Announcing an 11 per cent rise in underlying full-year profits to pounds 609m, John Sunderland, chief executive, said he would like to expand the group's confectionery operations with a deal but denied the company had looked at Hershey, the US chocolate giant.
"I saw the speculation but it is news to me. We have not held talks," he said.
However, analysts say a deal with Hershey would have compelling commercial logic. Cadbury Schweppes admits its balance sheet is underleveraged and one of its stated aims is to be a global player in the confectionery market.
Hershey is a huge player in the US and Canada but has little else in other markets. Cadbury, on the other hand, is dominant in Britain and has operations in Canada and emerging markets but virtually no representation in the US, the world's largest confectionery market.
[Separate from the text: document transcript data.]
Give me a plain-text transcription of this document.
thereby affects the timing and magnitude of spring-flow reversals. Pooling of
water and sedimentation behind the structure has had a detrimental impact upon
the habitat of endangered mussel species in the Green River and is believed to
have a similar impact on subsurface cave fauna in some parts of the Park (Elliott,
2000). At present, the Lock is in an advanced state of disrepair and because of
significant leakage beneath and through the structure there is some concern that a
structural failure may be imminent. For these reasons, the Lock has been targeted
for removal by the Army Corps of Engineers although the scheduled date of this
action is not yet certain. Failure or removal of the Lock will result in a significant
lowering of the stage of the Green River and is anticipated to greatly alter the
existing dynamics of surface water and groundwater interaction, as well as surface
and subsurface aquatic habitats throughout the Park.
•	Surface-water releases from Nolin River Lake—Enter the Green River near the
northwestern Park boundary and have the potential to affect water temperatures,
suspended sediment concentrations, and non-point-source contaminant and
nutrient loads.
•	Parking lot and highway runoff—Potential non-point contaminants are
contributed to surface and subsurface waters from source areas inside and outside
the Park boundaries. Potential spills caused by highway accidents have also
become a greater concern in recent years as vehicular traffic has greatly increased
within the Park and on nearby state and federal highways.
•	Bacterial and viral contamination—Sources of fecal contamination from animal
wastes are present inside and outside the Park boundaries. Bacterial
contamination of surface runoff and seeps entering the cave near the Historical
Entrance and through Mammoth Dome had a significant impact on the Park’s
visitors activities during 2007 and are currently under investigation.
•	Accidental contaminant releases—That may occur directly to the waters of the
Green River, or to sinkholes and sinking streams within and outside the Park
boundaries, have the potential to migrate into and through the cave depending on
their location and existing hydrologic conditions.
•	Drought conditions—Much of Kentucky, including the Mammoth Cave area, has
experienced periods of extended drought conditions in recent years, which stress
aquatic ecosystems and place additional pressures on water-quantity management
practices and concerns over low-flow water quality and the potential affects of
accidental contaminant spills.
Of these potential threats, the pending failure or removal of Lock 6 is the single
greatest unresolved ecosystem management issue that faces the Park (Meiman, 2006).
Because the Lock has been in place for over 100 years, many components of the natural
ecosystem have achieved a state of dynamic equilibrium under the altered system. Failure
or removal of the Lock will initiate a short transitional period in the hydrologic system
Although the Hershey foundation controls a major stake in Hershey it would prove a more accessible target than Mars, the privately controlled group which is the only other major US confectionery company.
Buying anything else would make little sense as the Cadbury brand is licensed to Hershey in perpetuity in a deal only the American company can change.
A merger of the Hershey and Cadbury chocolate operations could provide a solution and the lack of a share buy-back yesterday could suggest the company is keeping its powder dry for a move later this year.
One analyst said: "They would like to expand their chocolate business but they have the same problems as Unilever, prices are just too high. If nothing changes the money will be coming back to shareholders."
That would please investors who have seen Cadbury's shares outperform the market by 48 per cent in the last two years.
Elsewhere the business has performed solidly in the face of difficult markets, particularly in Russia where Cadbury has been forced to write down the value of its assets by pounds 68m. Losses there have been held at pounds 16m although there is no sign of a recovery.
In soft drinks, Dr Pepper is outperforming the market but Seven-Up is still losing volume.
New bottling agreements should ensure the brands enjoy quality distribution, the company says.
On full year forecasts of pounds 660m Cadbury Schweppes shares - down 34.5p at 1000p - trade on a forward rating of 24, which appears well up with events.
As one analyst says: "The shares have had a good run and it is difficult to see them making much progress in the short term."